The previous day, USD/JPY reached its highest level in a week as primarily positive US data dampened expectations for a policy shift and rate cut by the Federal Reserve (Fed) in 2023. Despite this, US retail sales decreased by 1.0% in March compared to the predicted -0.4% decline and February's -0.2% decline. As opposed to the 0.2% market consensus and previous reading, Industrial Production increased by 0.4% in the month in question. The preliminary result of the University of Michigan's (UoM) Consumer Confidence Index for April, which increased to 63.5 from 62.0 analysts' expectations and previous readings, was also encouraging.
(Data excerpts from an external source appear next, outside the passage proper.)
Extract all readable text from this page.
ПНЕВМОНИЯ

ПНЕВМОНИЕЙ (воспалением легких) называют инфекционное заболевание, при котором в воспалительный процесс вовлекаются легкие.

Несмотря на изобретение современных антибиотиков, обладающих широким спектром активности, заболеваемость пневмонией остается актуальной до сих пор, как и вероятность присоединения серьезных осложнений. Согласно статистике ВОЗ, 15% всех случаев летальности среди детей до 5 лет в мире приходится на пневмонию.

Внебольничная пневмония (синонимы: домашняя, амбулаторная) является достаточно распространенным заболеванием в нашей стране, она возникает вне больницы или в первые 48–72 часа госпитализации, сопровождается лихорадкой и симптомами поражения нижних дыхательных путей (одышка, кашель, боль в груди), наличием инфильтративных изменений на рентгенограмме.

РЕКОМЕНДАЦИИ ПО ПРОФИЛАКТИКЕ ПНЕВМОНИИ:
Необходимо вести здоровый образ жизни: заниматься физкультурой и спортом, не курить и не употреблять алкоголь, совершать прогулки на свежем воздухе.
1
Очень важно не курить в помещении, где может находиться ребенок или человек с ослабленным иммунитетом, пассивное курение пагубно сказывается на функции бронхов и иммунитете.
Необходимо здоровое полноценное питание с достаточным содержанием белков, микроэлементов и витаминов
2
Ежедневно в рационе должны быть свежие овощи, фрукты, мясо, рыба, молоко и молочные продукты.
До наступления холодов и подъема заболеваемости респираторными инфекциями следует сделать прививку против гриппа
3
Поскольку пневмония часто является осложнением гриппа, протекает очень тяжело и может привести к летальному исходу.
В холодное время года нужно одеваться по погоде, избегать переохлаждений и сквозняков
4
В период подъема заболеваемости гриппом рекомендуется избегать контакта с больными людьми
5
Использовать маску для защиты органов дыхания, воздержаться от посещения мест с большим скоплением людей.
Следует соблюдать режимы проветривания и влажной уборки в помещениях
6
In addition, inflation forecasts for the next year increased from 3.6% in March to 4.6% in April, while inflation forecasts for the next five years decreased by 2.9% during the same month.

 

Previously, the USD/JPY pair increased due to hawkish Fed discussions. In an interview with Reuters on Friday, Raphael Bostic, president of the Atlanta Federal Reserve (Fed), stated that "recent developments are consistent with one more rate hike." According to Reuters, Fed Governor Christopher Waller discussed this topic and stated that additional rate hikes are necessary because the Fed has not made significant progress toward its inflation objective. In an interview with CNBC on Friday, Austan Goolsbee, president of the Federal Reserve Bank of Chicago, stated that he still needs to examine the statistics. The lawmaker said, "However, let's keep in mind that we've raised a lot of money; some of the delay may be reflected in today's retail sales number."

 

In contrast, the USD/JPY pair was able to maintain its strength due to the new Governor of the Bank of Japan (BoJ), Kazuo Ueda, who supports the Japanese central bank's easy-money policy.

 

Recent geopolitical tensions between China and the United States over Taiwan, as well as China's desire to collaborate with Russia to enhance regional and global security, have weighed on the USD/JPY pair and agitated the market.

 

S&P 500 Futures struggle to find a clear direction amidst these wagers following Wall Street's pessimistic close, as bond yields remain neutral despite weekly gains.

 

The preliminary readings of the US PMIs for April and the Japanese National Consumer Price Index (CPI) for March will be crucial to monitor going forward. The previously mentioned risk factors and central banker comments are also significant.